Tom Purvis (12 June 1888 – 27 August 1959) was an English painter and commercial poster artist. His work was part of the art competitions at the 1928 Summer Olympics and the 1932 Summer Olympics.

==Early life==
Purvis was born in Bristol, the son of sailor and marine artist T G Purvis. He studied at Camberwell School of Art and worked for six years at the advertising firm of Mather & Crowther before becoming a freelance designer. Purvis developed a bold, two-dimensional style using large blocks of vivid flat colour and eliminating detail. He fought in the First World War in the Artists Rifles

==London and North Eastern Railway==
From 1923 to 1943 Purvis worked for the London & North Eastern Railway (LNER) under the direction of Advertising Manager William Teasdale and then his successor Charles Dandridge, who both allowed him considerable freedom in his designs. During his time at the LNER Purvis produced over 100 posters, around 5-6 per year or one every two months. He enjoyed a very high status in the LNER's advertising department as he was one of the major designers involved in the recognisable bold and graphic LNER poster style. He was so important to the LNER that he was paid a retainer of approximately £450 per annum to carry out his work.

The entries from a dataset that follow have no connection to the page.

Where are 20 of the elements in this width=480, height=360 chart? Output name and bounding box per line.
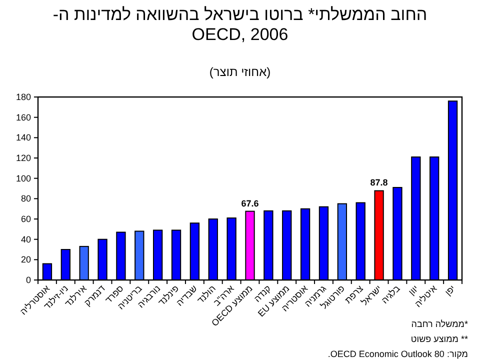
text: ** ממוצע פשוט xyxy=(410,334,468,344)
chart-title: החוב הממשלתי* ברוטו בישראל בהשוואה למדינות ה-OECD, 2006 xyxy=(52,5,428,45)
y-tick-label: 80 xyxy=(20,194,31,204)
y-tick-label: 120 xyxy=(16,153,31,163)
chart-subtitle: (אחוזי תוצר) xyxy=(208,65,272,79)
y-tick-label: 20 xyxy=(20,254,31,265)
x-tick-label: יוון xyxy=(406,283,420,298)
text: *ממשלה רחבה xyxy=(411,319,468,329)
x-tick-label: יפן xyxy=(443,283,458,298)
y-tick-label: 140 xyxy=(16,132,31,143)
data-label: 87.8 xyxy=(370,178,388,188)
text: מקור: OECD Economic Outlook 80. xyxy=(328,349,468,359)
data-label: 67.6 xyxy=(241,198,259,208)
y-tick-label: 0 xyxy=(26,275,31,285)
x-tick-label: בלגיה xyxy=(380,282,402,306)
y-tick-label: 40 xyxy=(20,234,31,244)
y-tick-label: 100 xyxy=(16,173,31,184)
y-tick-label: 180 xyxy=(16,92,31,102)
y-tick-label: 160 xyxy=(16,112,31,122)
y-tick-label: 60 xyxy=(20,214,31,224)
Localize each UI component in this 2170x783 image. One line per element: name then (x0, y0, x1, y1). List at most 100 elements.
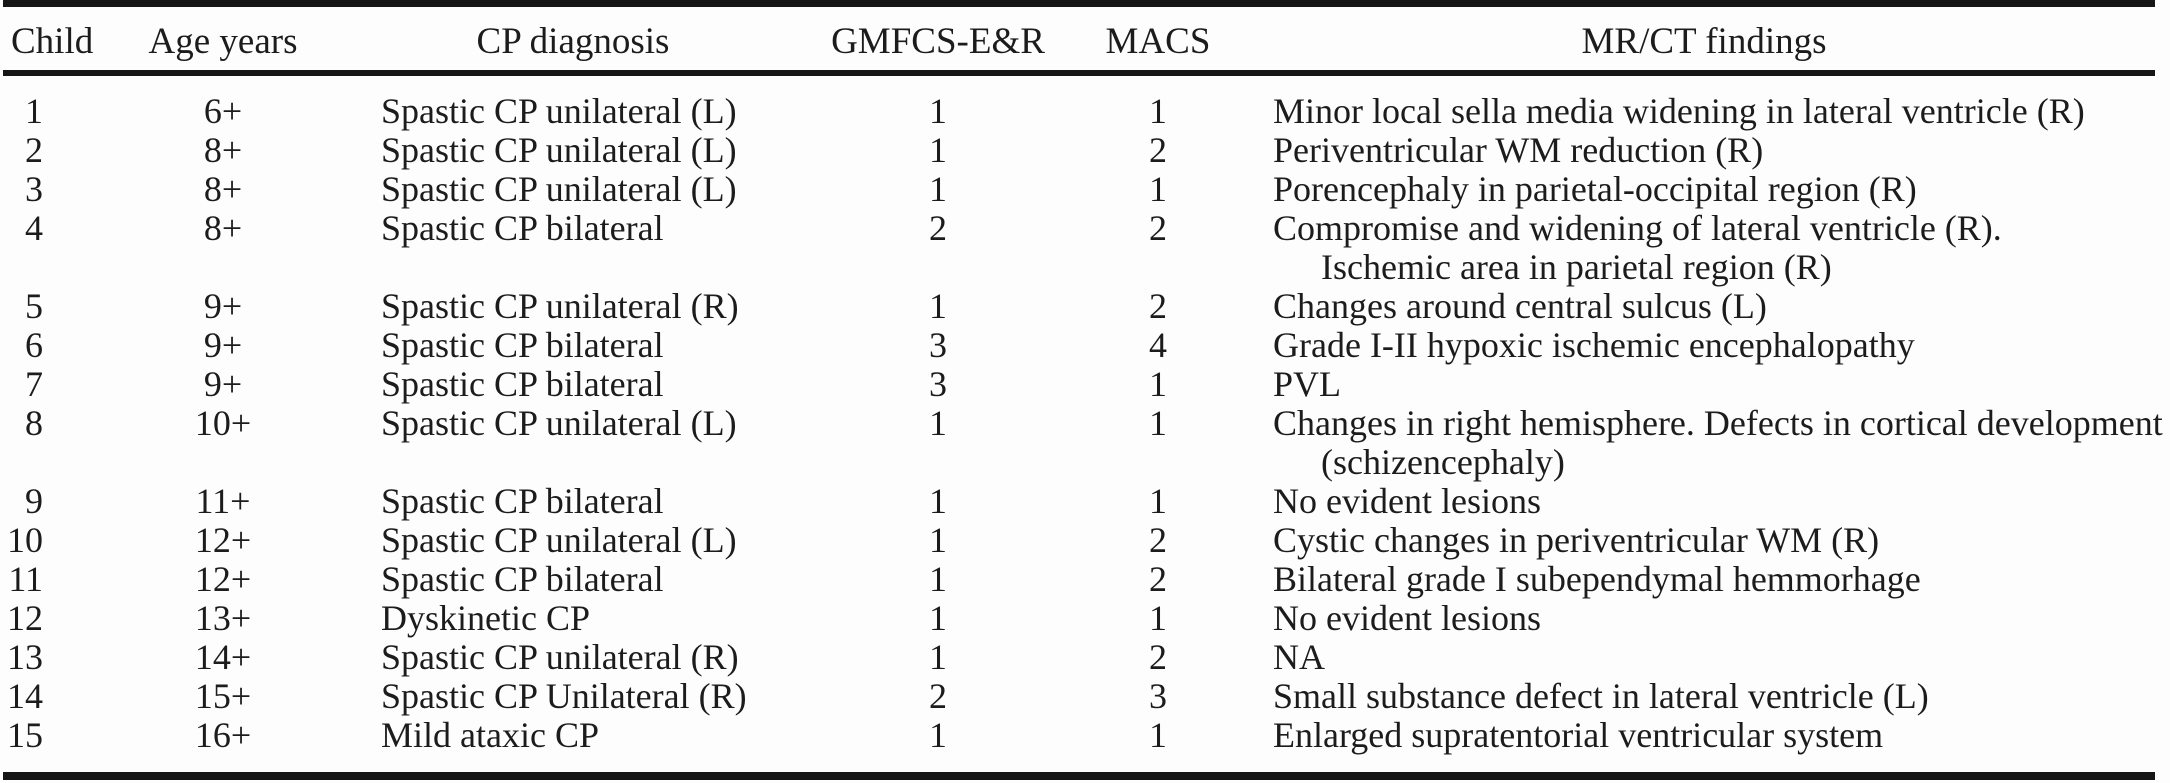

His posters for the LNER largely avoided depictions of the trains themselves but rather concentrated on portraying the resorts that were the holiday destinations of travelers and the leisure pursuits that could be enjoyed there. Sex appeal was quite a strong element of Purvis's work, with many posters portraying women in bathing costumes with bare arms and legs—quite risqué in 1930's Britain! As well as individual posters, Purvis also produced two sets of six posters for the LNER that could either stand alone or be joined to produce a single, overall image. The ... by LNER series portrays six seaside resorts, each shown at an unusual angle, to form a continuous landscape in the background as the posters, like the trains themselves, travel up the east coast of Britain from Essex to Suffolk, Lincolnshire, Yorkshire and finally Northumberland. The East Coast Joys set, depicting various leisure activities, has a relaxed, simplified style and the warm colours give it an almost Mediterranean feel, emphasising that the east coast is 'the drier side of Britain'.

==Other work==
As well as his work for the LNER, Purvis also designed posters for the Gentlemans' outfitters Austin Reed and for the 1932 British Industries Fair. In 1930 he joined the Society of Industrial Artists, a group which put pressure on industry to improve standards of training for graphic designers and provide a wider range of employment for them. In 1936 Purvis became one of the first Royal Designers for Industry.

He created the "It's Up to You" poster of Britannia, standing by the Union Jack, during the Second World War, but gave up poster design after the war to paint portraits and religious pictures.

==Publications==
- "Introduction", Poster Progress. The Studio Ltd, 1937.